03.07.2018 / Interview / Lesezeit: ~ 4 min

Autor/-in: Heike Knauff-Oliver

„Wir sind Deutschland“ – wer gehört dazu?

Miteinander leben und miteinander lernen, wäre Idealfall gelungener Integration für Menschen mit und ohne Migrationshintergrund.

 

Doch die Realität sieht oft anders aus, weiß Yassir Eric aus Erfahrung. Er leitet das Europäische Institut für Migration, Integration und Islamthemen (EIMI) in Korntal. Er hat sich Flüchtlingsarbeit zur Lebensaufgabe gemacht. In Seminaren und Vorträgen versucht der aus dem Sudan stammende Mann unter anderem, besonders für die Situation der zweiten und dritten Generation Migranten zu sensibilisieren. Er zeigt auf,  wo Kinder und Jugendliche besondere Begleitung benötigen, um ihre Identität zwischen zwei Kulturen zu finden;  welchen Gefahren sie unterliegen, aber auch, dass sie die besten Brückenbauer sein können. Im Interview mit ERF Medien stellt sich der Islamkenner mit Migrationshintergrund den Fragen.

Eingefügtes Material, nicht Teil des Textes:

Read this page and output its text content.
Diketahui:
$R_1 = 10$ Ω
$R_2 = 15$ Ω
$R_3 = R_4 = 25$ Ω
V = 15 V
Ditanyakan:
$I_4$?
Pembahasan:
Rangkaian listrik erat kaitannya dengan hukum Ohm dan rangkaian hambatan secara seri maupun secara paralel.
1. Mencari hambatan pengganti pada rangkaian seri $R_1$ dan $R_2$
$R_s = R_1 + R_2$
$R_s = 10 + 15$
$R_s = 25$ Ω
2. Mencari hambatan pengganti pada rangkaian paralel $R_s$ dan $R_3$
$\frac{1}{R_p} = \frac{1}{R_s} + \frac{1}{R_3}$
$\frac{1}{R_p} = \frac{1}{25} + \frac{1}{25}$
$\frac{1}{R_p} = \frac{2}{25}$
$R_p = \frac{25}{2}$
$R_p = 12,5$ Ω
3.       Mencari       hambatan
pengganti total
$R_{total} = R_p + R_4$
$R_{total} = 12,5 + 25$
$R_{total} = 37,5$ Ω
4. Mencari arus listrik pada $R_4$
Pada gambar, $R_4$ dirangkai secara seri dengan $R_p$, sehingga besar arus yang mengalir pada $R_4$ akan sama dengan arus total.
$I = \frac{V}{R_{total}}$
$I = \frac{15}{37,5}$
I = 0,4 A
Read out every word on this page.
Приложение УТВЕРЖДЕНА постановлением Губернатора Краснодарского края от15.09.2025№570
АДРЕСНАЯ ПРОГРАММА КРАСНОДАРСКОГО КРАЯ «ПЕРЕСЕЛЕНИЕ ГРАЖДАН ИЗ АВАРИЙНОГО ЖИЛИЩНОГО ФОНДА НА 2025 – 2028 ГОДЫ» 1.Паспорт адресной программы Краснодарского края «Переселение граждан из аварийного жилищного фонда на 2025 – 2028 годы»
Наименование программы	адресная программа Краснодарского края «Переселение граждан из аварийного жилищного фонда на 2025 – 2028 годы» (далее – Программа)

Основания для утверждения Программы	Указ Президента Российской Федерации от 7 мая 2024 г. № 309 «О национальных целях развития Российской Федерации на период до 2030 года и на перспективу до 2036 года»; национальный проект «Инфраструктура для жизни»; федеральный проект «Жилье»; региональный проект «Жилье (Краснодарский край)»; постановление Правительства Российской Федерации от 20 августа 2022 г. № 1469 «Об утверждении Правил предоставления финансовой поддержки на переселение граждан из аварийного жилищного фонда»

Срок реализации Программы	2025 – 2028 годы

Muslime auf ihre Herkunft zu reduzieren ist ein Fehler

ERF: Integration von so vielen unterschiedlichen Kulturen und Religionen, geht das?

Yassir Eric: Anders zu sein sollte in Deutschland heutzutage kein Problem sein – Stigmata ist das Problem. Das Gesicht Deutschlands hat sich verändert. Deutschland ist längst nicht mehr homogen. Wir haben hier eine neue Dimension der Herausforderung. Die Hauptursachen für Integrationsprobleme sind Nationalität, Kultur und Religion. Aber Vielfalt macht auch stark.  Wenn wir von Menschen verlangen, sich zu integrieren, müssen wir ihnen sagen wie.  Wenn wir Menschen begegnen, sollten wir über ihre Geschichte sprechen und sie nicht nur auf eine Geschichte reduzieren. Wenn wir Muslime auf ihre Herkunft reduzieren, ist das ein Fehler. Wir sollten versuchen Muslime zu verstehen. Ihr Leben ist von der Religion geprägt. Sie leben ihre Religion. Alles ist davon geprägt: die Familie, der Beruf, alles. Das macht sie nicht gleich radikal. Der IS ist radikal - ganz anders.

Die Hauptursachen für Integrationsprobleme sind Nationalität, Kultur und Religion, sagt Yassir Eric, Leiter des Europäischen Instituts für Migration, Integration und Islamthemen.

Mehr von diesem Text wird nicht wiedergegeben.